Anomaly synthesis is one of the effective methods to augment abnormal samples for training. However, current anomaly synthesis methods predominantly rely on texture information as input, which limits the fidelity of synthesized abnormal samples. Because texture information is insufficient to correctly depict the pattern of anomalies, especially for logical anomalies. To surmount this obstacle, we present the AnomalyXFusion framework, designed to harness multi-modality information to enhance the quality of synthesized abnormal samples. The AnomalyXFusion framework comprises two distinct yet synergistic modules: the Multi-modal In-Fusion (MIF) module and the Dynamic Dif-Fusion (DDF) module. The MIF module refines modality alignment by aggregating and integrating various modality features into a unified embedding space, termed X-embedding, which includes image, text, and mask features.
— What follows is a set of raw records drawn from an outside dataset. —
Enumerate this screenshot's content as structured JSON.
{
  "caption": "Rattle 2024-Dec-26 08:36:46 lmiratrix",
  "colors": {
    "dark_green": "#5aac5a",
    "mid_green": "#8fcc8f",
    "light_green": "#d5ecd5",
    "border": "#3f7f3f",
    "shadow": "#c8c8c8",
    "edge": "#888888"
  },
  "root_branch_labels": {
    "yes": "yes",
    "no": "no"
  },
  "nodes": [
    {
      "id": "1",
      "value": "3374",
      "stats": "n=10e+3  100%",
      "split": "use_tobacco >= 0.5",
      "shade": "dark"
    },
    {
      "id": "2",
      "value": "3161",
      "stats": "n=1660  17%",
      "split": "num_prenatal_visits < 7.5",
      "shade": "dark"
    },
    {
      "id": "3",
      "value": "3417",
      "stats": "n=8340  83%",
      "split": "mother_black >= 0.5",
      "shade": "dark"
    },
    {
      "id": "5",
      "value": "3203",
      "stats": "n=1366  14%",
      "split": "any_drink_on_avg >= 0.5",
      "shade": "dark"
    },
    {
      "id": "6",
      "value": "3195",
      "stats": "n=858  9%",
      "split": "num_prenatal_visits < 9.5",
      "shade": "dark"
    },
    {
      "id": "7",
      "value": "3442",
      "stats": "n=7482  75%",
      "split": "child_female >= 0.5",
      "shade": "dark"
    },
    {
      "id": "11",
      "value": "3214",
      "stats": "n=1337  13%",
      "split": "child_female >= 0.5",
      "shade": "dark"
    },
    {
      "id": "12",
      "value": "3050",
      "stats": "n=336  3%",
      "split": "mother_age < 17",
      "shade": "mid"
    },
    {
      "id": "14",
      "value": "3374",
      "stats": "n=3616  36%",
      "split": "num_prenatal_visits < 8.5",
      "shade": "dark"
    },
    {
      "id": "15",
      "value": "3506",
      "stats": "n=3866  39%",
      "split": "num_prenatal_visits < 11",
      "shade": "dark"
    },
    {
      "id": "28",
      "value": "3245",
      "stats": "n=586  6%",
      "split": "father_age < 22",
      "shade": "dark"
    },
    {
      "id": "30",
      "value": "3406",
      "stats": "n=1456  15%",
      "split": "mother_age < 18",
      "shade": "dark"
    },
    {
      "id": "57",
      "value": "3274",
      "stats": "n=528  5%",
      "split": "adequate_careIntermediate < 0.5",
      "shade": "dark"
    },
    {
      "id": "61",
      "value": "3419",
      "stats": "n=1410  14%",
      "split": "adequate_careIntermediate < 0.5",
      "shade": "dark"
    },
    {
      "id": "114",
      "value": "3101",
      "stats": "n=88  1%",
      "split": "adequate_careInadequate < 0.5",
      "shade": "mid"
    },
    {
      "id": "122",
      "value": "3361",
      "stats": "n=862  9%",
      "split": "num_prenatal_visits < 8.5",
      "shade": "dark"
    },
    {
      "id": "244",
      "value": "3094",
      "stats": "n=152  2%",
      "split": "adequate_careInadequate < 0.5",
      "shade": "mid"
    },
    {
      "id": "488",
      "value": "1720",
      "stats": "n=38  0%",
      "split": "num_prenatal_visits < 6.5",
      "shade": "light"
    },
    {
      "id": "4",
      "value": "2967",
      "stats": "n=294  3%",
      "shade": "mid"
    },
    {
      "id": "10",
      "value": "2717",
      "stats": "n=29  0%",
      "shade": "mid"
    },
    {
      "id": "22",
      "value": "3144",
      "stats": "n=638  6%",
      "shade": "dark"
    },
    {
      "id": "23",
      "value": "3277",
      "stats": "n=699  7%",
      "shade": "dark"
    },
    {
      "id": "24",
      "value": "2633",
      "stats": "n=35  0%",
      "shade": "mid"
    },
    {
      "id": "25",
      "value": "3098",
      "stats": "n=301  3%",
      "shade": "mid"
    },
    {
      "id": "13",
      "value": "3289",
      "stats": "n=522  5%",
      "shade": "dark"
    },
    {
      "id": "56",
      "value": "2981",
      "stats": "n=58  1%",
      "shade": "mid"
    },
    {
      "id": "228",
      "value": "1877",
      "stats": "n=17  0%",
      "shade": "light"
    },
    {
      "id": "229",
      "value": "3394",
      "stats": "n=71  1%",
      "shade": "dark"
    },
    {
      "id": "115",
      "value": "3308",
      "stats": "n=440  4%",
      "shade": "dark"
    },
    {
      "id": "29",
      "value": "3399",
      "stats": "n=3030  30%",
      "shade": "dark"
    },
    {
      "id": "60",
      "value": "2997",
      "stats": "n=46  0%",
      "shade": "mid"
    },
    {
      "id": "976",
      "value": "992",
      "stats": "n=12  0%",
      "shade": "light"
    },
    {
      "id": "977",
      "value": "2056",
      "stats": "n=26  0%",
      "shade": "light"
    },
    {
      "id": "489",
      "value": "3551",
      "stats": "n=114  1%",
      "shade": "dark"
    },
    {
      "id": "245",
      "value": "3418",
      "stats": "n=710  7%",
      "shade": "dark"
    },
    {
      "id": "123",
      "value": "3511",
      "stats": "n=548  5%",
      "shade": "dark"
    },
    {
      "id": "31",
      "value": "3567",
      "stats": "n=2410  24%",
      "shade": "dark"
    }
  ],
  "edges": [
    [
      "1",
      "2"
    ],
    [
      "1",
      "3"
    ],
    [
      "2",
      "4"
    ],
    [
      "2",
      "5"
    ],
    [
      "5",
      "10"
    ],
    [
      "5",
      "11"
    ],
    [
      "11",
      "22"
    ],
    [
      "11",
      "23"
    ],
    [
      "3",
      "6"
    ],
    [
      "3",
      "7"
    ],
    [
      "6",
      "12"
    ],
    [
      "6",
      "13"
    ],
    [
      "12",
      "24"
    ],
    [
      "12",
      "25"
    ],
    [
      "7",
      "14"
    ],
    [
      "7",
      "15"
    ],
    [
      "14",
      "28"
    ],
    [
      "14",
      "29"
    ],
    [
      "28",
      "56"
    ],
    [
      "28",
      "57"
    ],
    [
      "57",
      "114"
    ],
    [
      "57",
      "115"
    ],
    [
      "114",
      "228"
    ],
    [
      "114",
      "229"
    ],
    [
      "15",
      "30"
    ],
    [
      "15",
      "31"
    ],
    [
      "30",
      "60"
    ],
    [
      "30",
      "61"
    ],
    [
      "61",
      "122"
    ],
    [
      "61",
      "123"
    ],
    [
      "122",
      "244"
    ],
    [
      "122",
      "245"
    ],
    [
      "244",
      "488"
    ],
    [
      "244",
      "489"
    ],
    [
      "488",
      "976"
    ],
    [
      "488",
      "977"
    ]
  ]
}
Concurrently, the DDF module facilitates controlled generation through an adaptive adjustment of X-embedding conditioned on the diffusion steps. In addition, to reveal the multi-modality representational power of AnomalyXFusion, we propose a new dataset, called MVTec Caption. More precisely, MVTec Caption extends 2.2k accurate image-mask-text annotations for the MVTec AD and LOCO datasets. Comprehensive evaluations demonstrate the effectiveness of AnomalyXFusion, especially regarding the fidelity and diversity for logical anomalies. Project page: http:github.com/hujiecpp/MVTec-Caption
Paper Structure (16 sections, 17 equations, 5 figures, 6 tables)

This paper contains 16 sections, 17 equations, 5 figures, 6 tables.

Figures (5)

  • Figure 1: Framework of AnomalyXFusion. AnomalyXFusion aims to integrate multi-modal data into the process of anomaly synthesis. Specifically, the Multi-modal In-Fusion (MIF) module initially fuses various data modalities to form X-embeddings. Subsequently, the embeddings are dynamically adjusted based on the diffusion steps via the Dynamic Dif-Fusion (DDF) module.
  • Figure 2: MVTec Caption Dataset. We present the MVTec Caption dataset, an enhancement to the existing MVTec AD and LOCO datasets, which now includes precise textual annotations for anomalies. These detailed descriptions not only resolve semantic ambiguities inherent in image-mask annotations but also facilitate the identification of logical anomalies. For instance, in the cable category, the annotations can clarify color errors, determine whether wires are missing or damaged; in the breakfast box category, they can specify incorrect counts of fruits or the presence of mixed grains. Without such precise semantic information, these distinctions would be challenging to ascertain.
  • Figure 3: Analysis of Attributions in the Proposed MVTec Caption Dataset. As illustrated in the figure, the dataset encompasses a diverse array of textual keywords, which contributes to the diversity.
  • Figure 4: Qualitative Evaluation. The qualitative assessment is facilitated by visualizing the output images, which are organized in sets from left to right as follows: the original anomaly-free image, the generated image with induced defects, the heatmap indicating the location of the defect generation, and the corresponding textual description.
  • Figure 5: Visualization of component impacts. The results reveal that without the incorporation of text information, the attributes of the generated defects could not be precisely controlled. Upon introducing text cues, the generated defects began to reflect the text input, yet the quality of the defects remained suboptimal. However, with the integration of all components, we achieved the generation of high-quality defects with a high degree of controllability.